I’ve got the flu. It’s had me out of commission for the past 6 days, but I am much better.

A view to lift the convalescing spirit
And today, Leap Day, is a perfect one for feeling better, since it is a gorgeous early-spring day. I’ve just taken a photo out my office window; that’s our patio out back, stuck with sunshine. I have not seen it thus for some time now. But this is my little corner of the world.
I’ve been lucky: my flu has not been severe enough to prevent me from reading, so I have been able to carry on with that (second?) most precious of activities. Last night I finished reading The Lunation Cycle, an astrology text by Dane Rudhyar (with a supplementary section written by his fourth wife, Leyla Rael Rudhyar).
One of the things it’s got me thinking about is the phenomenon of so-called secondary progressions: this is a technique of forecasting that looks at your life, treating each day after your birth as the equivalent of a year of life. The Moon, the swiftest of the planets, is the most important factor here, completing a full revolution every 29 to 30 days and thus illuminating a portion of one’s life extending 29 to 30 years. If you find the moment of the New Moon after your birth, then you have the beginning of a natural cycle of life—a true starting point for a 30-year cycle of development that will go through the archetypal phases of a cycle, as represented by the Moon with its changing phases.
I was born in 1959 under a Full Moon. The first progressed New Moon in my life happened in 1973 when I was 14. The seeds of my future were planted then. One thing that happened near that time, in 1972, was reading the novel Crime and Punishment by Fyodor Dostoyevsky, which introduced me to literature as a higher art form. It wouldn’t be too strong or too poetic to say that it planted a seed. But, maybe even more than that, I got into film-making at around that time as well. Here too, the earliest experiments were probably in 1972, with my friend Brad and his 8mm Eumig home-movie camera. And it is quite possible that my progressed New Moon actually happened in 1972 rather than in 1973, which was the date I arrived at only by rough reckoning. Indeed, thinking about it, 1972 feels much more like a pivotal, “seed” year in my life.
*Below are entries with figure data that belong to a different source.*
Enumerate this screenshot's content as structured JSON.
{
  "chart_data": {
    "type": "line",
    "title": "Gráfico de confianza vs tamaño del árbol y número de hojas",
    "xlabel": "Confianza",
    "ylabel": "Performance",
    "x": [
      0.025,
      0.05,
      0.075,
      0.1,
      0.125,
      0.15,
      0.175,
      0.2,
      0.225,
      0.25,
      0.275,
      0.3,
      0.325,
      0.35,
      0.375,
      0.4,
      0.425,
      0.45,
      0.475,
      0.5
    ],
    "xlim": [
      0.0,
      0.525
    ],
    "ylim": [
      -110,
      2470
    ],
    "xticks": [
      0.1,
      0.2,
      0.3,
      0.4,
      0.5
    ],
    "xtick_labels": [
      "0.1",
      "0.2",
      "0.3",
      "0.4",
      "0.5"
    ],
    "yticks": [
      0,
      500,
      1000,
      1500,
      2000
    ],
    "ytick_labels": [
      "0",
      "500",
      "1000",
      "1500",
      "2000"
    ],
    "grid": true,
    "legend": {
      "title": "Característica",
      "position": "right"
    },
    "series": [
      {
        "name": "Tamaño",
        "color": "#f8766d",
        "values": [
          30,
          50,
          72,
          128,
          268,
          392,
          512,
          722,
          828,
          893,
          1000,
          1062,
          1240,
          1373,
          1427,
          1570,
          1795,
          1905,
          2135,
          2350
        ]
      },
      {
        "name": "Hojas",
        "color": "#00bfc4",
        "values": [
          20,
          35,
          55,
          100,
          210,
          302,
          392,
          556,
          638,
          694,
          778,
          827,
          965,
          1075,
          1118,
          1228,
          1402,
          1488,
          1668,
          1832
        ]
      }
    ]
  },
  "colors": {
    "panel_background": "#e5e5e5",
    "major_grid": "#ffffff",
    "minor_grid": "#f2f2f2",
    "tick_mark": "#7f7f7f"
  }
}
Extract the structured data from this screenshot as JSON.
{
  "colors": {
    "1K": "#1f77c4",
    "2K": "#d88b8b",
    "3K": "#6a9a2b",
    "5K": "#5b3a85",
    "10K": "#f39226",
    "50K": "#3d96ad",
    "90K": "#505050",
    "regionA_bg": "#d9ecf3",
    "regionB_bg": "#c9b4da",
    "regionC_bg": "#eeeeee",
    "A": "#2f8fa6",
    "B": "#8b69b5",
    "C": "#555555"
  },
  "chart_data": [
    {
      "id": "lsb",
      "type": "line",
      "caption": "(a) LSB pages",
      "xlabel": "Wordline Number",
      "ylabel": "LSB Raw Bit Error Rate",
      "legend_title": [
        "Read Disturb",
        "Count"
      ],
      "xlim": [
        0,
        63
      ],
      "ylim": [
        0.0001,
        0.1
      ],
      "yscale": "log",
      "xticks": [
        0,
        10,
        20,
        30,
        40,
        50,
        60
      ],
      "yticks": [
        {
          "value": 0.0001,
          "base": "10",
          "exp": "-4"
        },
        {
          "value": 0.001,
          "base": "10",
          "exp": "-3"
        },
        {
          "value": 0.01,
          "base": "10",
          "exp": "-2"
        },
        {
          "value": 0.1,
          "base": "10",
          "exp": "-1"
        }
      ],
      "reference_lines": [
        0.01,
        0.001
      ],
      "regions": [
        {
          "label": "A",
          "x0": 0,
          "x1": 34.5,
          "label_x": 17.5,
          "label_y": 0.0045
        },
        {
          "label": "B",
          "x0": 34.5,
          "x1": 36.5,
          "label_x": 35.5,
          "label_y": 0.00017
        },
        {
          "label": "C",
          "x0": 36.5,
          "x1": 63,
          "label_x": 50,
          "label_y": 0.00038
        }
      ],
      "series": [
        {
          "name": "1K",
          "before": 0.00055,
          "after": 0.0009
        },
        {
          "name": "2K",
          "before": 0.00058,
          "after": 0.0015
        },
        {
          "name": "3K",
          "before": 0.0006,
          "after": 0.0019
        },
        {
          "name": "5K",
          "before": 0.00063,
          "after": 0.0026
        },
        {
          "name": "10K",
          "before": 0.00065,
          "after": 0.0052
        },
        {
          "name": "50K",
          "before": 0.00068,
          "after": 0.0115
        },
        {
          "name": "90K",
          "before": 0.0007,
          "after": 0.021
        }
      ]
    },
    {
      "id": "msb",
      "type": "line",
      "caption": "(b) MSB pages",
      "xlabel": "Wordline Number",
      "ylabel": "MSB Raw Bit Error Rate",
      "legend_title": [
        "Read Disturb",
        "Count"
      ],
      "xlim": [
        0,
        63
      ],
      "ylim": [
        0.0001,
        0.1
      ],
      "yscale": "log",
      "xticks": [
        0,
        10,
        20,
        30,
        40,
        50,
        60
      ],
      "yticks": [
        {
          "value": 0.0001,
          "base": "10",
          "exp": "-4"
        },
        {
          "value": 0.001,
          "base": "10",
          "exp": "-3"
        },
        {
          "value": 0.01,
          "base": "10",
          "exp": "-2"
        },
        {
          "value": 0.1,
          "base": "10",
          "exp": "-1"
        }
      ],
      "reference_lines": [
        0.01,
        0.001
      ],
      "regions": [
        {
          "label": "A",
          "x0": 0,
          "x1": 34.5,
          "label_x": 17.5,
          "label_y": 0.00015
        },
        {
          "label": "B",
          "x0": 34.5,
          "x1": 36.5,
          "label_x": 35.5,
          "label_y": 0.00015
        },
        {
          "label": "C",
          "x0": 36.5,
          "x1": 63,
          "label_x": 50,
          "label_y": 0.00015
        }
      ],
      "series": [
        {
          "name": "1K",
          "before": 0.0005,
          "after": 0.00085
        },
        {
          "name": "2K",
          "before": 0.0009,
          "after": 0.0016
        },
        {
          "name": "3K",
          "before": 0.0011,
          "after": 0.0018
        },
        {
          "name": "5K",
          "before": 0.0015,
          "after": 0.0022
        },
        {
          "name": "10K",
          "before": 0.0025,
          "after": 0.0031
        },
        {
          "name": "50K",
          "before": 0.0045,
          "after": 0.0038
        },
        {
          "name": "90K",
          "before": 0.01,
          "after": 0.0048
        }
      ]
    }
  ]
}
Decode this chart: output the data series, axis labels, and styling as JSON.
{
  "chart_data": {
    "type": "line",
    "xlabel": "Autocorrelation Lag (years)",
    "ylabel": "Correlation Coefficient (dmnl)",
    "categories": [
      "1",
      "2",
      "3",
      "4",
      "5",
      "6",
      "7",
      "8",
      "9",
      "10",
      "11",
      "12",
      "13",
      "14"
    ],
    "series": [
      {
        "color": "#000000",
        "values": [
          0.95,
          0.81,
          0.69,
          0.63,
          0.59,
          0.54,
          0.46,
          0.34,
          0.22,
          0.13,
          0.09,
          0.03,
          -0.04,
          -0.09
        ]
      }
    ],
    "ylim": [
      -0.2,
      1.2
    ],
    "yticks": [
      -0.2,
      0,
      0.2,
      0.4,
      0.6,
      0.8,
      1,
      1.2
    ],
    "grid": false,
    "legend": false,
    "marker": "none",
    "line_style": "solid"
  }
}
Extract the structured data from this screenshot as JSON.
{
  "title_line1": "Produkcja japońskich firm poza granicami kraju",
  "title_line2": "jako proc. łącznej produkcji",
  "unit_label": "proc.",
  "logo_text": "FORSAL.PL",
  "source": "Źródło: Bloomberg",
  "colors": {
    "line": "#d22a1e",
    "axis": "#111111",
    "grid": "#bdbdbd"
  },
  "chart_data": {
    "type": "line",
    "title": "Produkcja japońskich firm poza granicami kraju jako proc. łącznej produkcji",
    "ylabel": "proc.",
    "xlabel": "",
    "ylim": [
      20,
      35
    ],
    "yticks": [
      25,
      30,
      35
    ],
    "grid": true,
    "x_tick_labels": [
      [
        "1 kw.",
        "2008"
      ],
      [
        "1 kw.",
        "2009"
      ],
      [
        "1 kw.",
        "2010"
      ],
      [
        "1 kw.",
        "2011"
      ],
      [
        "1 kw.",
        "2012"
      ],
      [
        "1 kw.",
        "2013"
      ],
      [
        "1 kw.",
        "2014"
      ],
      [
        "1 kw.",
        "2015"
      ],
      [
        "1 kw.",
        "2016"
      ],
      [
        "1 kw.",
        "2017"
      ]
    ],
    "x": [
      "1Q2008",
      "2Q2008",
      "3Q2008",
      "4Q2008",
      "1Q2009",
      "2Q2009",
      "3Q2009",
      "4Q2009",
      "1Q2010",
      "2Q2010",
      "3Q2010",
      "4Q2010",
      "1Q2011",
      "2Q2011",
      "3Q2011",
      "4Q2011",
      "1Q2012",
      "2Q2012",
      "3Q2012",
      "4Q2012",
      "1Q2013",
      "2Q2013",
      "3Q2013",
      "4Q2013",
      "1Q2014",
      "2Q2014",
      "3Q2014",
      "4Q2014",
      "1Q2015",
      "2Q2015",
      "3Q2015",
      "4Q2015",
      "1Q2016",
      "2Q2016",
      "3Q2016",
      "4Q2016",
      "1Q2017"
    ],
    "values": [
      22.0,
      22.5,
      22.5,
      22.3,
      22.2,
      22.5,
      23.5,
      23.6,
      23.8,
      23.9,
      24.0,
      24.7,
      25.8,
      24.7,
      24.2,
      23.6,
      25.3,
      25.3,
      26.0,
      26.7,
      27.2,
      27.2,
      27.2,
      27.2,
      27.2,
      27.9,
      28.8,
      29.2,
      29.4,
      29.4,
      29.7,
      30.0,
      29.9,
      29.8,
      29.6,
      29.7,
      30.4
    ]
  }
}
Taking that as my New Moon year, then the following progressed Full Moon happened in 1988, which was the year that Warren Easton and I got our first television script produced: “What’s Wrong with Neil?”, a half-hour comedy for CBC’s Family Pictures anthology series. That fits very well with the symbolism of the Full Moon: a time of the full flowering of the seed planted at the New Moon. The boy playing with his friend’s family’s home-movie camera had turned into a professional in the TV industry.
And what about the next New Moon in my life? That would arrive in 2002. And what was happening then? Well, that was the year I went away to Gampo Abbey to study the Buddhist teachings. It was at the same time that I became committed to The Age of Pisces as my next major project. A ruptured Achilles tendon sent me home 6 months ahead of schedule—but eager to dive in on this new, vast project.
It was also close to that time—late 2003—that my friend Harvey Burt died, and my mother took on the project of transcribing the letters he had exchanged with his then lover, later wife, Dorothy. This project has now also become central to my writing enterprise.
The Rudhyars take care to emphasize that astrological progressions are not to be interpreted in the same way as so-called transits—the current movement of planets over sensitive points in one’s chart. Progressions are not so much about events as about the significance of events. It’s more about the inward process of coming to understand one’s life and its purpose. One and the same event might mean very different things at different times.
Now I’m again in a “waning” period, progressed-Moon-wise. It’s a time of harvesting meaning from the cycle(s) thus far. As to that, I can only say I’ll do my best.